Clive Crook on Thomas Piketty’s much-acclaimed “Capital in the Twenty-First Century”: The Most Important Book Ever Is All Wrong. I believe the first part of that statement is intended as sarcasm, though Crook admits it’s an important book. It’s been called a Das Kapital for the 21st century. Tyler Cowen also has a review, which he summarizes here.

Piketty’s major thrust is that the return on capital will exceed economic growth in the future, leading to an ever-rising stock of capital and an ever-more-unequal distribution of income. A problem in his analysis (aside from the fact that the data he presents don’t always support his conclusions) apparently stems from a failure to account for wage dynamics: capital deepening increases wage growth.
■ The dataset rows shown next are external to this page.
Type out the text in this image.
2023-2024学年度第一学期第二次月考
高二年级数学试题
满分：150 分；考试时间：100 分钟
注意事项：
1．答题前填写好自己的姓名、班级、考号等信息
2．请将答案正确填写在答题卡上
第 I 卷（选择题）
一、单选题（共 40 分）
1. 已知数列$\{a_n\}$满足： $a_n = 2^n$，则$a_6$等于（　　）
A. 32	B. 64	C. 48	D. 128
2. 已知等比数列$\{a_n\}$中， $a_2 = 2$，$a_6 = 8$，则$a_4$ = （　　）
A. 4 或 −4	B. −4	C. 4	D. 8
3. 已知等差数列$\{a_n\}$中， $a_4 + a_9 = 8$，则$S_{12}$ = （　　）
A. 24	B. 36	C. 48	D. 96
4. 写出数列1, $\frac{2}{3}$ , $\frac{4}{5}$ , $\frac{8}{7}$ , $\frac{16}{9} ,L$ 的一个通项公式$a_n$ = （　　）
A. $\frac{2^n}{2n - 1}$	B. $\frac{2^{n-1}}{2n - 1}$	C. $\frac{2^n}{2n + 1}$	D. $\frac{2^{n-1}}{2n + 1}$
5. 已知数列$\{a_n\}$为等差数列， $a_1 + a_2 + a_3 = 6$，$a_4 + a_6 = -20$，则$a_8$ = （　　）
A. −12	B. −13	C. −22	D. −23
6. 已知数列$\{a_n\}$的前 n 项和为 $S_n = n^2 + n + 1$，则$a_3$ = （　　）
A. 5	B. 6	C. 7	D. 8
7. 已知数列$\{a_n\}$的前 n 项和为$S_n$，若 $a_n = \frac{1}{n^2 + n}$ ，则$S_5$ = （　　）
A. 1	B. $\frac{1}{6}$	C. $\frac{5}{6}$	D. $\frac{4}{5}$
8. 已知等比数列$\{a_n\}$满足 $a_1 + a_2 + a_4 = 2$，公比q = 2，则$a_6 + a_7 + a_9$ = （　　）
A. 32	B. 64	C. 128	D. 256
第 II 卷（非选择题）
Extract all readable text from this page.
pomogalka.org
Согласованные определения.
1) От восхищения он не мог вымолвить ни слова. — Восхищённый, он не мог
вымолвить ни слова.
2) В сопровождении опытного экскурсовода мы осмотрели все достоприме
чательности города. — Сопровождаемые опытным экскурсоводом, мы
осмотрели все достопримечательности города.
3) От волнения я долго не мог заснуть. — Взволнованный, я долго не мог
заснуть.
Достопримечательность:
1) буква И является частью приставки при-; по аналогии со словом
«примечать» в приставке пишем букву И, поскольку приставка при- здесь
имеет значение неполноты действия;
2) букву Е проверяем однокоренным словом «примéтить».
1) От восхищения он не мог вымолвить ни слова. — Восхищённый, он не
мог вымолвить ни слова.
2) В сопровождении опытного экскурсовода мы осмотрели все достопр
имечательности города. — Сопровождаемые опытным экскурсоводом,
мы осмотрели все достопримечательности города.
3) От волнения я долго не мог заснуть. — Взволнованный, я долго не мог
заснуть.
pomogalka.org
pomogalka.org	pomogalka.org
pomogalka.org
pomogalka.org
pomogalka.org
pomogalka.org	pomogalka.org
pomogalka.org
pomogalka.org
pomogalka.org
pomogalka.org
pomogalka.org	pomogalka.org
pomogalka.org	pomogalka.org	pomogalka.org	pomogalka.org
And capital deepening can be expected to lead to diminishing returns on capital. But never mind all that! Piketty says the return on capital will remain well in excess of growth, the capital stock will keep growing inexorably, and capitalists will earn increasing rents while wage income stagnates.

Crook concludes: “Over the course of history, capital accumulation has yielded growth in living standards that people in earlier centuries could not have imagined, let alone predicted — and it wasn’t just the owners of capital who benefited. Future capital accumulation may or may not increase the capital share of output; it may or may not widen inequality. … But even if it does, it won’t matter as much as whether and how quickly wages and living standards rise. That is, or ought to be, the defining issue of our era, and it’s one on which ‘Capital in the 21st Century’ has almost nothing to say.”